The University of Tulsa, in collaboration with Oklahoma State University and University of Oklahoma chemistry faculty, has been awarded an Established Program to Stimulate Competitive Research grant from NASA to develop solar cells for the NASA Artemis moon mission. This award totals $750,000 over three years, of which TU will receive $135,000.
“Our team at TU will be working on the electrical characterization of the solar cells fabricated explicitly for the conditions on the moon,” said Parameswar Hari, professor of physics in the Oxley College of Health & Natural Sciences and a subcontractor on the project. “We will predict the optical and electrical properties of perovskite solar cells from simulation studies and validate them by conducting experiments in the lab.”

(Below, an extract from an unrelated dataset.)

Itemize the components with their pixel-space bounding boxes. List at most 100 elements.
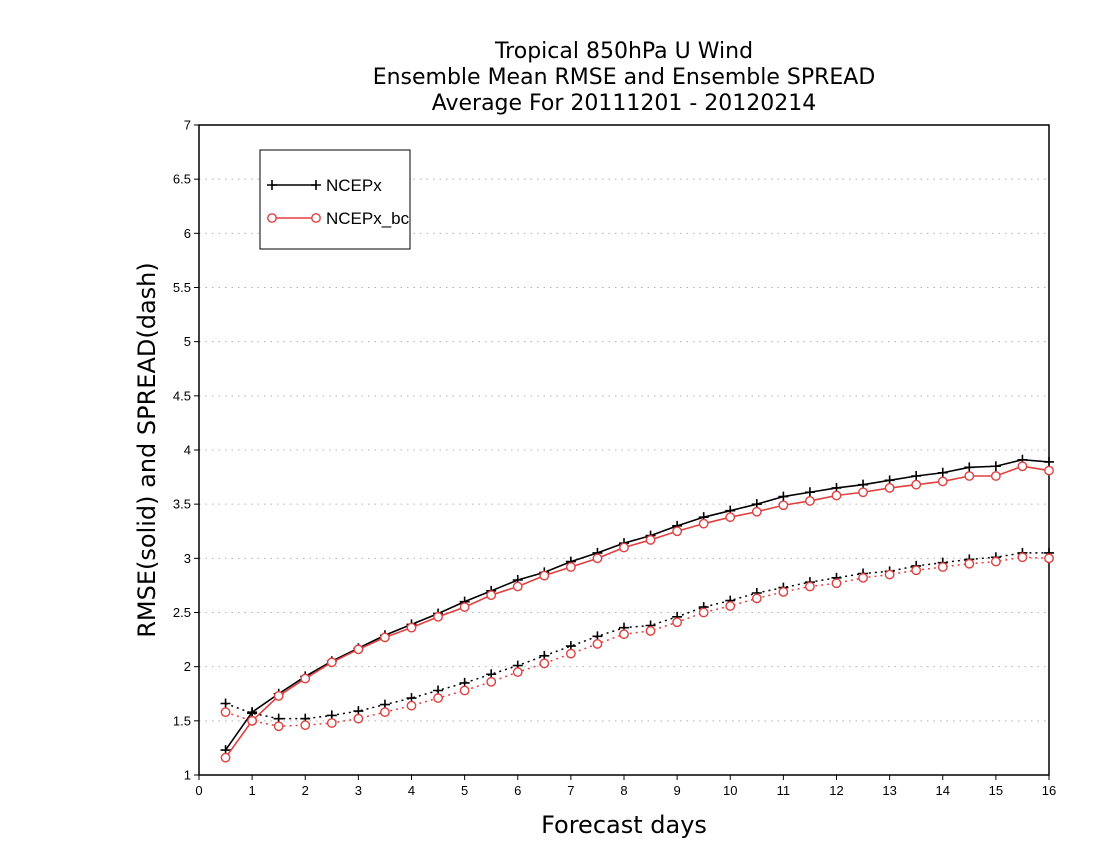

The goal of the study is to demonstrate that perovskite solar cells prepared by vacuum thermal evaporation (VTE) are suitable for the moon-based fabrication process. Metal halide perovskites are a material of considerable interest in solar cell applications due to their rapid increase in power conversion efficiency. The work done at TU will focus on calibrating and testing high-grade perovskite solar cells fabricated by VTE before and after proton irradiation for efficiency changes and stability before and after irradiation.
“In 2025, NASA is set to resume human missions to the moon under the Artemis project,” Hari said. “Our research will develop a method to produce high-efficiency solar cells that can be fabricated and assembled on the moon.”